Step past the herb shops stocked with exotic unctions, past the dim-sum joints, past the tchotchke huts crammed with satin slippers, and you’ll find a tiny sliver of a more authentic, everyday Chinatown.
It’s easy to miss the alley between the Chinatown gate and the Pui Tak Cultural Center—a gritty little passageway lined with fire escapes and hanging laundry—on your way to buy a paper dragon or a straw hat. It’s shady. It’s a little stinky. And seeing a rat scuttle by would be no big surprise. Yet with that wall of metal fire escapes, it’s visually interesting. Plus, it’s a good peek into the real lives of Chinatown’s 10,000 residents, lives that are much more interesting than sweet-and-sour pork and lucky bamboo.
“It’s an alley we don’t see too often in Chicago,” says Z.J. Tong, who owns the Chinese Cultural Bookstore (2145B S China Pl, 312-842-1988) and has given Chinatown tours for eight years. Tong prefers the alley’s old-school design to the newer strip-mall style sprouting in Chinatown in recent years. “It’s reminiscent of the Chicago of the past.”
Just how unvarnished is this alley? Perfect for a bad-guy tête-à-tête, apparently. The alley made its big-screen debut in 2005, after Clive Owen spent a day by the Dumpsters filming the thriller Derailed. Chinatown locals served as extras, while a bus packed with high-school kids circled the block, screaming for a glimpse of the rapper Xzibit.

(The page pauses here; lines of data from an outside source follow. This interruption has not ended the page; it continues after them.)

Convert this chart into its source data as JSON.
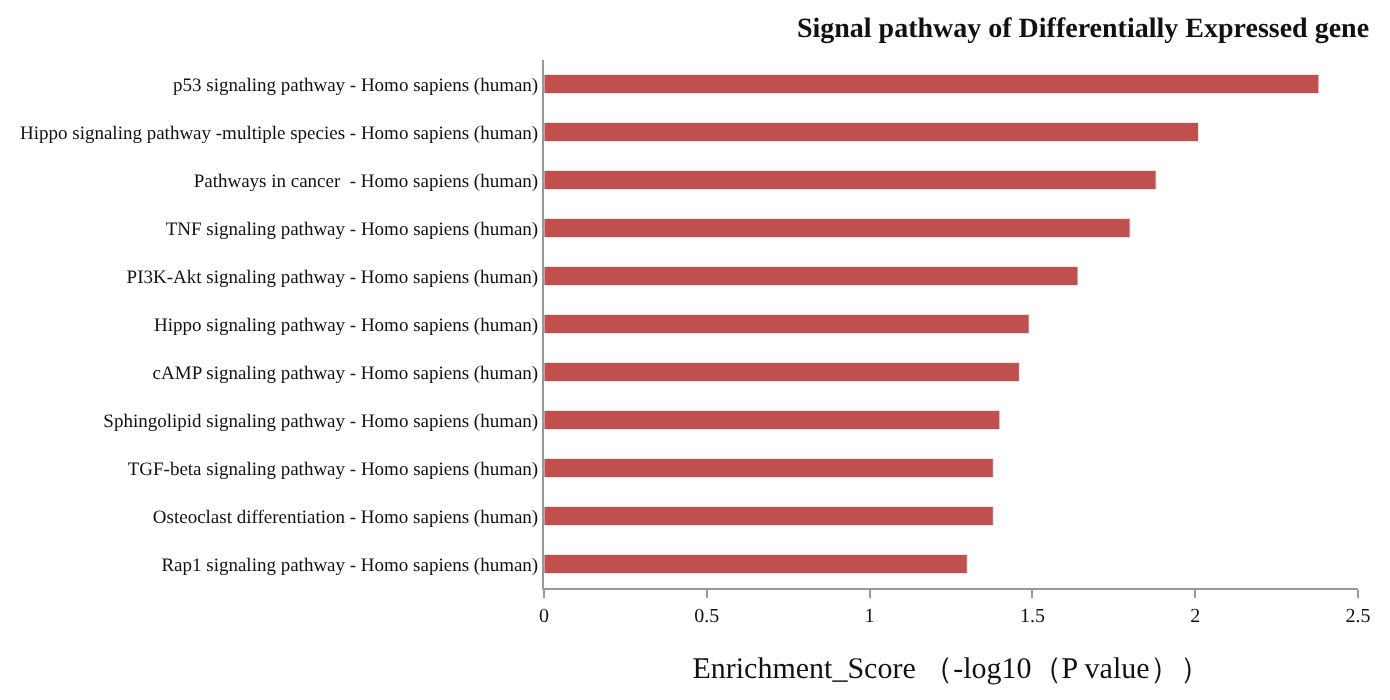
{
  "chart_data": {
    "type": "bar",
    "orientation": "horizontal",
    "title": "Signal pathway of Differentially Expressed gene",
    "xlabel": "Enrichment_Score （-log10（P value））",
    "categories": [
      "p53 signaling pathway - Homo sapiens (human)",
      "Hippo signaling pathway -multiple species - Homo sapiens (human)",
      "Pathways in cancer  - Homo sapiens (human)",
      "TNF signaling pathway - Homo sapiens (human)",
      "PI3K-Akt signaling pathway - Homo sapiens (human)",
      "Hippo signaling pathway - Homo sapiens (human)",
      "cAMP signaling pathway - Homo sapiens (human)",
      "Sphingolipid signaling pathway - Homo sapiens (human)",
      "TGF-beta signaling pathway - Homo sapiens (human)",
      "Osteoclast differentiation - Homo sapiens (human)",
      "Rap1 signaling pathway - Homo sapiens (human)"
    ],
    "values": [
      2.38,
      2.01,
      1.88,
      1.8,
      1.64,
      1.49,
      1.46,
      1.4,
      1.38,
      1.38,
      1.3
    ],
    "color": "#c0504d",
    "xlim": [
      0,
      2.5
    ],
    "xticks": [
      0,
      0.5,
      1,
      1.5,
      2,
      2.5
    ]
  }
}
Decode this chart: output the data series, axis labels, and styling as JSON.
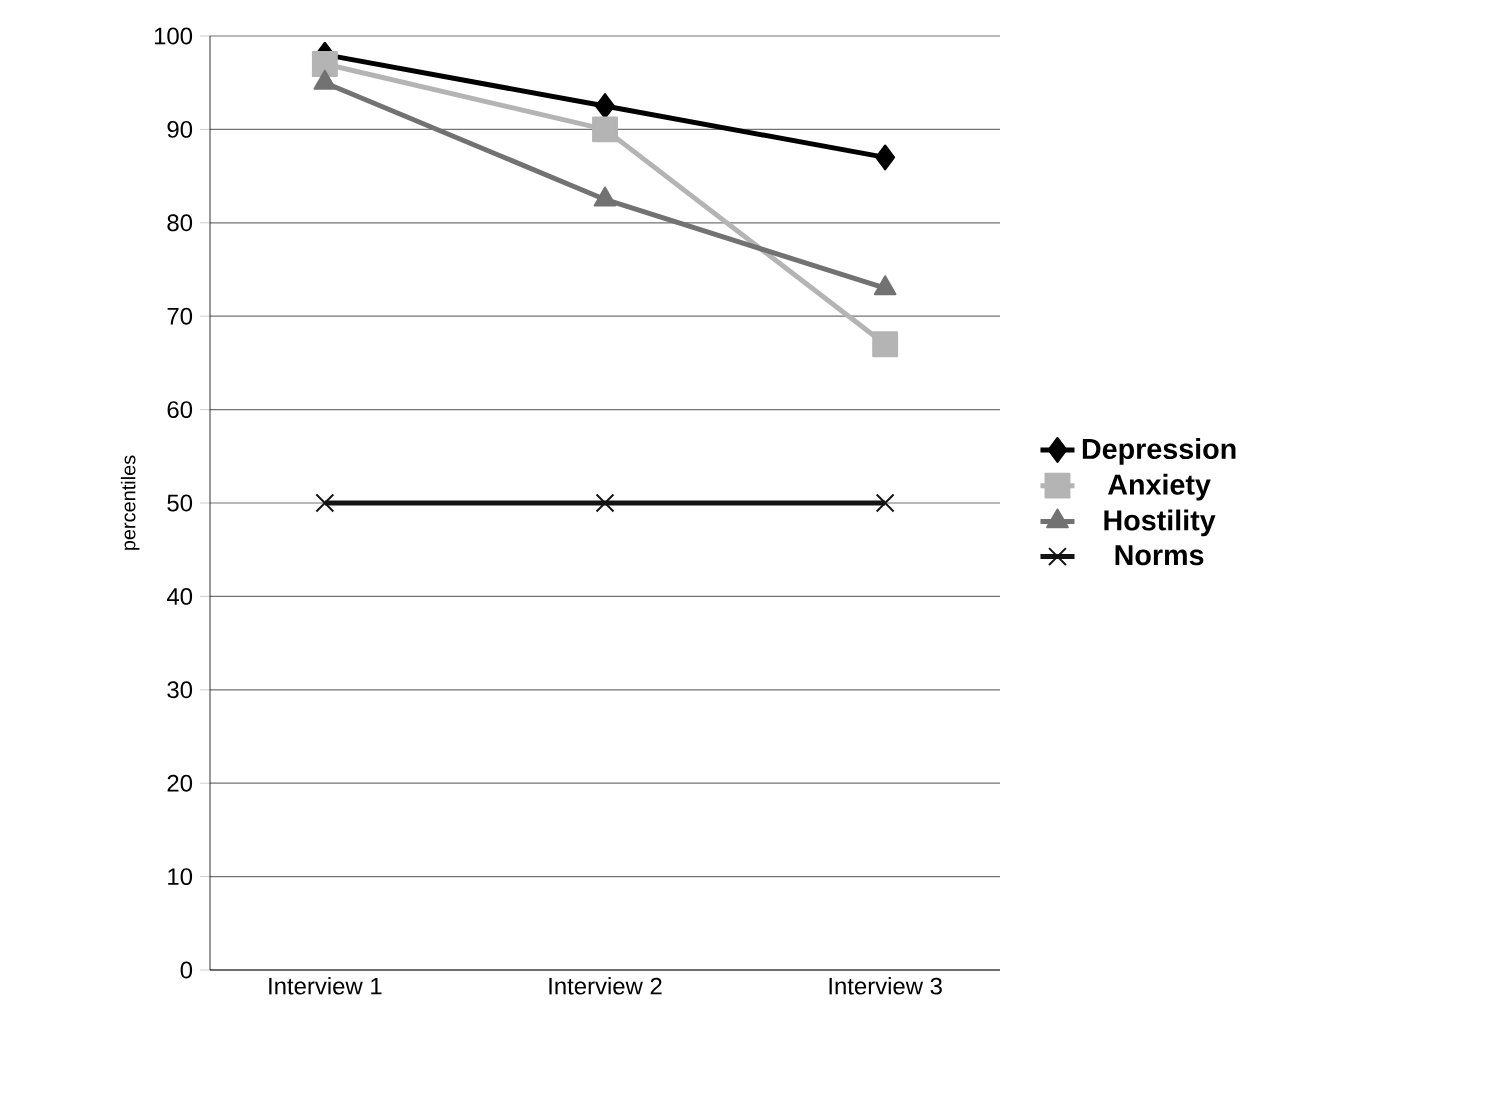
{
  "chart_data": {
    "type": "line",
    "ylabel": "percentiles",
    "categories": [
      "Interview 1",
      "Interview 2",
      "Interview 3"
    ],
    "series": [
      {
        "name": "Depression",
        "color": "#000000",
        "marker": "diamond",
        "values": [
          98,
          92.5,
          87
        ]
      },
      {
        "name": "Anxiety",
        "color": "#b4b4b4",
        "marker": "square",
        "values": [
          97,
          90,
          67
        ]
      },
      {
        "name": "Hostility",
        "color": "#727272",
        "marker": "triangle",
        "values": [
          95,
          82.5,
          73
        ]
      },
      {
        "name": "Norms",
        "color": "#141414",
        "marker": "cross",
        "values": [
          50,
          50,
          50
        ]
      }
    ],
    "ylim": [
      0,
      100
    ],
    "yticks": [
      0,
      10,
      20,
      30,
      40,
      50,
      60,
      70,
      80,
      90,
      100
    ],
    "grid": "y",
    "legend": "right",
    "line_style": "solid"
  }
}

Apartments and small homes line one side of the alley, which smells of warm garbage, Chinese food and laundry soap. On a recent day, a row of white gym socks hung on the line, swaying in the breeze, while a family tended its fenced-in garden and a shoeless, old Chinese man sat perched on the curb, reading a newspaper under a TARGET: RATS sign.
The alley runs along the side of the ornate Pui Tak (“cultivating virtues”) Center (2216 S Wentworth Ave), which was bought by the Chinese Christian Union Church in 1993. The Chicago historical landmark, constructed in 1926–28, now serves as a learning center for recent immigrants.
Originally it was called the On Leong Merchants Association Building and housed Chinatown’s city hall, and the Feds raided the building in the 1980s during a gambling bust. Today, the center seems to be cultivating virtues of a more uplifting kind. But stroll down the alley just a few steps away and you can still take a walk on the seedy side.